A Belgian ethical hacker has found a glitch in social media giant Facebook's search functionality which is now being termed 'abusive search'. Facebook's search bar lets you track and find information about your female friends easily but the same won't happen when you look for your male friends. The glitch was first reported on Twitter and has been confirmed by several others like TheNextWeb, which reported that it was able to repeat this glitch across a variety of Facebook accounts.
Type in "photos of my female" and you get additional search suggestions that will violate women's privacy. This type photos of them at the beach...you know...where they are likely to wear bikinis. These are abusive search suggestions and should be addressed @fbnewsroom. pic.twitter.com/VH4Lu561tz
- J. Grygiel π³οΈβππΊπΈ (@jmgrygiel) February 13, 2019
"When you type 'photos of my female friends' into the search bar, Facebook will return a seemingly-random selection of photos from your female friends," reported TheNextWeb. Some have even reported that when you type in "photos of my female", you get additional auto-search suggestions that may violate the women's privacy. However, when you search for "photos of my male friends", no auto-complete suggestions appear.

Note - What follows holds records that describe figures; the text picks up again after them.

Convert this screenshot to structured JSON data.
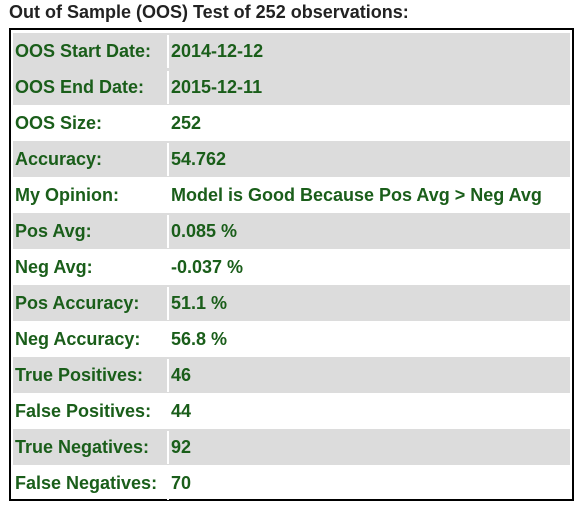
{
  "heading": "Out of Sample (OOS) Test of 252 observations:",
  "rows": [
    {
      "label": "OOS Start Date:",
      "value": "2014-12-12"
    },
    {
      "label": "OOS End Date:",
      "value": "2015-12-11"
    },
    {
      "label": "OOS Size:",
      "value": "252"
    },
    {
      "label": "Accuracy:",
      "value": "54.762"
    },
    {
      "label": "My Opinion:",
      "value": "Model is Good Because Pos Avg > Neg Avg"
    },
    {
      "label": "Pos Avg:",
      "value": "0.085 %"
    },
    {
      "label": "Neg Avg:",
      "value": "-0.037 %"
    },
    {
      "label": "Pos Accuracy:",
      "value": "51.1 %"
    },
    {
      "label": "Neg Accuracy:",
      "value": "56.8 %"
    },
    {
      "label": "True Positives:",
      "value": "46"
    },
    {
      "label": "False Positives:",
      "value": "44"
    },
    {
      "label": "True Negatives:",
      "value": "92"
    },
    {
      "label": "False Negatives:",
      "value": "70"
    }
  ],
  "colors": {
    "text_green": "#1a5e1a",
    "row_shade": "#dcdcdc",
    "heading_text": "#222222",
    "border": "#000000"
  }
}
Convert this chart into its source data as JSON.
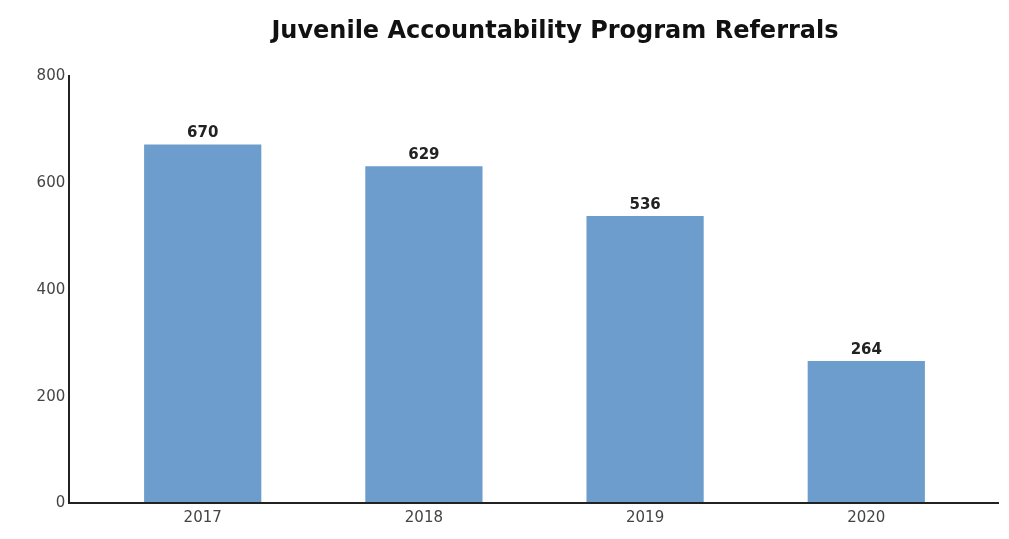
{
  "chart_data": {
    "type": "bar",
    "title": "Juvenile Accountability Program Referrals",
    "categories": [
      "2017",
      "2018",
      "2019",
      "2020"
    ],
    "values": [
      670,
      629,
      536,
      264
    ],
    "color": "#6d9dcc",
    "ylim": [
      0,
      800
    ],
    "yticks": [
      0,
      200,
      400,
      600,
      800
    ],
    "data_labels": true
  }
}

Meer zelfs: bij het opvragen van foto's van je mannelijke vrienden, gaat Facebook er van uit dat je foto's van vrouwen wou gaan bekijken. *Facepalm* pic.twitter.com/lIOBtAnvla
- Inti De Ceukelaire (@intidc) February 11, 2019
The photos that appeared while searching for 'female friends' usually came from groups and accounts that the user did not follow. "I found that I could no longer filter by men, but it was still possible to filter by females," said De Ceukelaire according to the TheNextWeb.
Last month, it was reported that Facebook is paying $ 20 a months to users in the age group of 13-35 years to install a VPN app that required root access. The app was taking data, even the encrypted ones and was handing it over to the guys at Facebook.
Meanwhile, the glitch also remind us of the Facemash, Facebook's predecessor, that allowed students at Harvard University to rate their female friends based on their physical attributes. However, this seems more like an innocent mistake than the product of Zuckerberg's reckless dormroom pranks.